Toutefois, à l’époque, les États-Unis et leurs alliés occidentaux avaient qualifié les demandes russes de « non fondées ».

Emmanuel Macon et Vladimir Poutine – Juin 2021 ©AFP

La colère des détracteurs de la Russie

Nombreux sont ceux qui, en Ukraine et à l’Ouest, ont exprimé une forte opposition à des négociations avec M. Poutine qui récompenseraient la Russie par des concessions, en particulier après que Kiev, lors d’une récente campagne militaire, a réussi à repousser les forces russes de vastes zones au cours des trois derniers mois.

De même, les alliés occidentaux de l’Ukraine, dont les États-Unis et la France, ont déclaré à plusieurs reprises que c’était à Kiev de décider des conditions que le pays accepterait.

Mais alors que la guerre de Russie entre dans son dixième mois, les commentaires de M. Macron suscitent de plus en plus de doutes chez les Européens de l’Est quant aux intentions de la France.

Non seulement les États membres les plus hostiles, mais aussi de nombreux experts russes ont accusé le président français d’être trop indulgent envers Moscou après ses déclarations selon lesquelles l’Occident « ne devrait pas humilier la Russie » à propos de la guerre, puisqu’après la fin de celle-ci, le pays resterait un voisin avec lequel il faudrait traiter.

« La tactique consistant à laisser la Russie invaincue et prête pour un futur partenariat est toxique », car elle « conduirait à des appels à mettre fin à la guerre par la négociation au lieu de la terminer par une victoire ukrainienne », a déclaré le ministre lituanien des Affaires étrangères, Gabrelius Landsbergis, sur Twitter.

Après la défaite de la Russie, a déclaré M. Landsbergis, l’architecture de sécurité actuelle des organisations multilatérales régionales et mondiales devra changer.

« Notre stratégie doit être repensée et se traduire par une nouvelle architecture de sécurité qui garantirait la sécurité du continent pour les décennies à venir.
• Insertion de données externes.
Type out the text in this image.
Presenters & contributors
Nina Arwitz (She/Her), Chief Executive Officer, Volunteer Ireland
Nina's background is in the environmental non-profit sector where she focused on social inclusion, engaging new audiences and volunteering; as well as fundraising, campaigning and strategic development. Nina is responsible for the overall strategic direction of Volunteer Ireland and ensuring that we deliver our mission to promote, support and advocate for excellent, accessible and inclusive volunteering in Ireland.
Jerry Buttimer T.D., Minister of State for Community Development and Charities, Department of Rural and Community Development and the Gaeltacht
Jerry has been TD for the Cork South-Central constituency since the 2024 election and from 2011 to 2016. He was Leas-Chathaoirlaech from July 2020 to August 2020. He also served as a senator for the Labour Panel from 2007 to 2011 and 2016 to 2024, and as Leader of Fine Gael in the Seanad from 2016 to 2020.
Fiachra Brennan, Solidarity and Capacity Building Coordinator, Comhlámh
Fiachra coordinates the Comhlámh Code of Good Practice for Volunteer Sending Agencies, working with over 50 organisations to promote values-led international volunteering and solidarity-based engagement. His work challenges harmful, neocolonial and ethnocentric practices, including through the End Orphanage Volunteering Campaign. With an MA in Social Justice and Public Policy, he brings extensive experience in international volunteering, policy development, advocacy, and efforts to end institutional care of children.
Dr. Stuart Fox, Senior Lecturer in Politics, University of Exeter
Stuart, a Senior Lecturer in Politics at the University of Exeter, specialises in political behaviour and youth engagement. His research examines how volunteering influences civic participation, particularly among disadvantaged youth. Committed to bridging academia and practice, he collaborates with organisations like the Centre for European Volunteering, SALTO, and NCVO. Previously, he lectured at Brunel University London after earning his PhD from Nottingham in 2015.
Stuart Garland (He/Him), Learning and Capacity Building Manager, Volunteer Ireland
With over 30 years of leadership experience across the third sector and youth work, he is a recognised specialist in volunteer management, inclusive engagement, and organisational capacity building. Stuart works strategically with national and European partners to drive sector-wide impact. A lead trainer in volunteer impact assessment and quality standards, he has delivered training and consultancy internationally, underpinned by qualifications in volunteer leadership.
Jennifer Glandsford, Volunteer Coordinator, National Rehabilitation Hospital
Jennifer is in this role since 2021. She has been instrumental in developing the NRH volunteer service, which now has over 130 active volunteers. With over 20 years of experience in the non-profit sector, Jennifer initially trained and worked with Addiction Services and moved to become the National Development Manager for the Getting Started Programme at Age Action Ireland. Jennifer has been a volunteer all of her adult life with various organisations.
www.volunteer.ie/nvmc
Et nous devrions commencer à créer ce nouveau système avec l’Ukraine, et non avec la Russie de M. Poutine », a déclaré le ministre lituanien des Affaires étrangères.

Pendant ce temps, le vice-premier ministre letton, Artis Pabriks, a déclaré au Financial Times dimanche (4 décembre) que « l’idée que l’invasion russe [de] l’Ukraine puisse prendre fin si l’Occident donne des garanties de sécurité à la Russie revient à tomber dans le piège du récit de M. Poutine, selon lequel l’Occident et l’Ukraine sont responsables de cette guerre et la Russie est [une] victime innocente ».

Les commentaires de M. Macron ont également déclenché une réaction en Suède et en Finlande, qui avaient toutes deux abandonné leur neutralité militaire et demandé à adhérer à l’OTAN plus tôt cette année en raison de l’invasion russe en Ukraine.

Le ministre suédois des Affaires étrangères, Tobias Billström, a déclaré qu’il était notamment d’accord avec M. Landsbergis « sur la nécessité de vaincre la Russie sur le champ de bataille et d’aider l’Ukraine à remporter la victoire ».

Pendant ce temps, l’ancien premier ministre finlandais Alexander Stubb a déclaré qu’il était fondamentalement en désaccord avec Emmanuel Macron.

« Les seules garanties de sécurité sur lesquelles nous devrions nous concentrer sont essentiellement non russes », a-t-il tweeté, ajoutant que « la Russie doit d’abord garantir qu’elle n’attaque pas les autres. Ce n’est qu’ensuite que nous pourrons entamer des discussions sur la sécurité européenne ».